Il Consiglio comunale di Modena ha adottato la nuova variante al Piano regolatore generale, con il voto favorevole della maggioranza e il voto contrario di An, Forza Italia e Udc, l’astensione di Lega Nord, Verdi e del consigliere indipendente Achille Caropreso. Il consigliere di Forza Italia Dante Mazzi non ha partecipato al voto, in quanto – ha spiegato “sono tra i cittadini che hanno presentato domanda al Comune relativa alla nuova variante e dunque sono parte in causa nell’adozione della delibera”.

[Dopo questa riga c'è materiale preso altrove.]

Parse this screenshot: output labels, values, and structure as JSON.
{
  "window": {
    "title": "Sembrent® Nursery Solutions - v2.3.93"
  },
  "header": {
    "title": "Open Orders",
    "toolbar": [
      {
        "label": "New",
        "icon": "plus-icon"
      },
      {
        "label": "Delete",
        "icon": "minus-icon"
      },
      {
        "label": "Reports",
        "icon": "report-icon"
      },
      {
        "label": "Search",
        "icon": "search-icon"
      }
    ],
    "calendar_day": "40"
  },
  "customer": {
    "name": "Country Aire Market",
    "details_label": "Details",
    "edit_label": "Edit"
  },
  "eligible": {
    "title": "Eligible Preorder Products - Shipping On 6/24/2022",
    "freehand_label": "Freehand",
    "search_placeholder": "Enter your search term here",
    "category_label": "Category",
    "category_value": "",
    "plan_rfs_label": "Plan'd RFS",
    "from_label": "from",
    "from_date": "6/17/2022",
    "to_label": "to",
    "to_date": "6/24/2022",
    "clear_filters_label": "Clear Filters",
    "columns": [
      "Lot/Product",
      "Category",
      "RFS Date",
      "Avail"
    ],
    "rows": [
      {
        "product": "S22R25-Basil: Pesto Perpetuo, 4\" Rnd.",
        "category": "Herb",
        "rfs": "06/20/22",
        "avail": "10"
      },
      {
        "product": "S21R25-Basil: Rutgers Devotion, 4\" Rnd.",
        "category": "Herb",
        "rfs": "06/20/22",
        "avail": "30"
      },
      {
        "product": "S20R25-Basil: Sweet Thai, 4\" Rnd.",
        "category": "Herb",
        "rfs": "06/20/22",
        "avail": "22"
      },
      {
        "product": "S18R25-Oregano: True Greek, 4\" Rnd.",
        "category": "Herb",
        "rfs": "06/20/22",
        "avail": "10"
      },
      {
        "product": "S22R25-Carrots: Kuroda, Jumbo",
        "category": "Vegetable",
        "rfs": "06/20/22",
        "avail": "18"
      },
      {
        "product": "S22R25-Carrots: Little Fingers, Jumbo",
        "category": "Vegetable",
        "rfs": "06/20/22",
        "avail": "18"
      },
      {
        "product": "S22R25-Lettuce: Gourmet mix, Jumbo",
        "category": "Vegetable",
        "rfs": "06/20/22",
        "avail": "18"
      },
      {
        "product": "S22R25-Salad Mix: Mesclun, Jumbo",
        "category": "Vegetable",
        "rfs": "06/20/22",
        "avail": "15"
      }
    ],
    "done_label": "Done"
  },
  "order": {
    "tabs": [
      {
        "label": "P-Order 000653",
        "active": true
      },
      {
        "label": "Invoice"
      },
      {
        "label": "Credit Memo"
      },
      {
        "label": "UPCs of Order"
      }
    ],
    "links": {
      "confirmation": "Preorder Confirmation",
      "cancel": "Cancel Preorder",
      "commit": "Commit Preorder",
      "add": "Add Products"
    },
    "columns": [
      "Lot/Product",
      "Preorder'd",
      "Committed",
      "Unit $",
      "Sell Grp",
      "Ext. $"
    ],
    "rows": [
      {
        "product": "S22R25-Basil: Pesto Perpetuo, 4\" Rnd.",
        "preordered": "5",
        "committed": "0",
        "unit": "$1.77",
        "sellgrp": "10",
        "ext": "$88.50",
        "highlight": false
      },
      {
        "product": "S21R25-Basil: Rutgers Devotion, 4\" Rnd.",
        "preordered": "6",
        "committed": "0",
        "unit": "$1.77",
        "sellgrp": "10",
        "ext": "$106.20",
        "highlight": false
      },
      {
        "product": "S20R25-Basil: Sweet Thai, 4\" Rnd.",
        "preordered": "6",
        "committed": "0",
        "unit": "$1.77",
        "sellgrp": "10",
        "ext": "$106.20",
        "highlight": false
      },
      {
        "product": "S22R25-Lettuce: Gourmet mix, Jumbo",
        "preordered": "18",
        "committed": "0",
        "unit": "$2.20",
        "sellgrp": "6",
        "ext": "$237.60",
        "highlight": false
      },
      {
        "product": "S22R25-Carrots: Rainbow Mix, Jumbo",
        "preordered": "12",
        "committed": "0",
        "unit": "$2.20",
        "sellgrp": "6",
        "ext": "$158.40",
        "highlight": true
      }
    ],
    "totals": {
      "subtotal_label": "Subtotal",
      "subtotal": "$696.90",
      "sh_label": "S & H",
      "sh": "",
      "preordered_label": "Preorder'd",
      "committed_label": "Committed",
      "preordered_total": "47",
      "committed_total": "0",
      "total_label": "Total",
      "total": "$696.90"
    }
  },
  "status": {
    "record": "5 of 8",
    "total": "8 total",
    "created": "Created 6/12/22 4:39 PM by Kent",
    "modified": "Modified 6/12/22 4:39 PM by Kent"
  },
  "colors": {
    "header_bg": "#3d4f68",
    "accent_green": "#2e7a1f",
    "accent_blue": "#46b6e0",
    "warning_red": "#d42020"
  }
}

Tra le novità della nuova variante al Piano regolatore, ha spiegato l’assessore alla Programmazione e gestione del territorio Daniele Sitta, ci saranno “alloggi mediamente più piccoli in edifici mediamente più alti, possibilità di suddivisione degli alloggi grandi in unità abitative di minori dimensioni, in una logica di offerta residenziale a costi più contenuti. Ma anche maggiore possibilità di residenza negli edifici rurali dismessi e nuovi criteri per i cambiamenti nelle destinazioni d’uso dei locali. Per il centro storico ci sarà libertà di insediamento ai piani terra di attività terziarie, artigianali e commerciali. Nuove regolamentazioni – ha continuato l’assessore – “riguardano anche gli aspetti ambientali, dalla bioedilizia al controllo degli sprechi: installazione di interruttori crepuscolari, frangigetto per l’acqua, documentazione del consumo energetico, pannelli fotovoltaici, più incentivi per chi volontariamente andrà oltre i requisiti obbligatori migliorando la qualità termica degli edifici e ricorrendo a fonti di energia rinnovabili. Questo intervento, – ha concluso Sitta – per la progettazione del quale desidero ringraziare i tecnici del Comune di Modena, in particolare l’architetto Stancari e l’ingegner Benedetti, ha un grande valore per la città, crediamo sarà accolto positivamente dai cittadini e dagli operatori del settore e anche dal Consiglio comunale”. Il tempo che intercorre tra l’adozione della delibera e l’approvazione, prevista per l’inizio dell’estate, servirà ai cittadini e agli operatori per presentare osservazioni al Comune sul contenuto della variante.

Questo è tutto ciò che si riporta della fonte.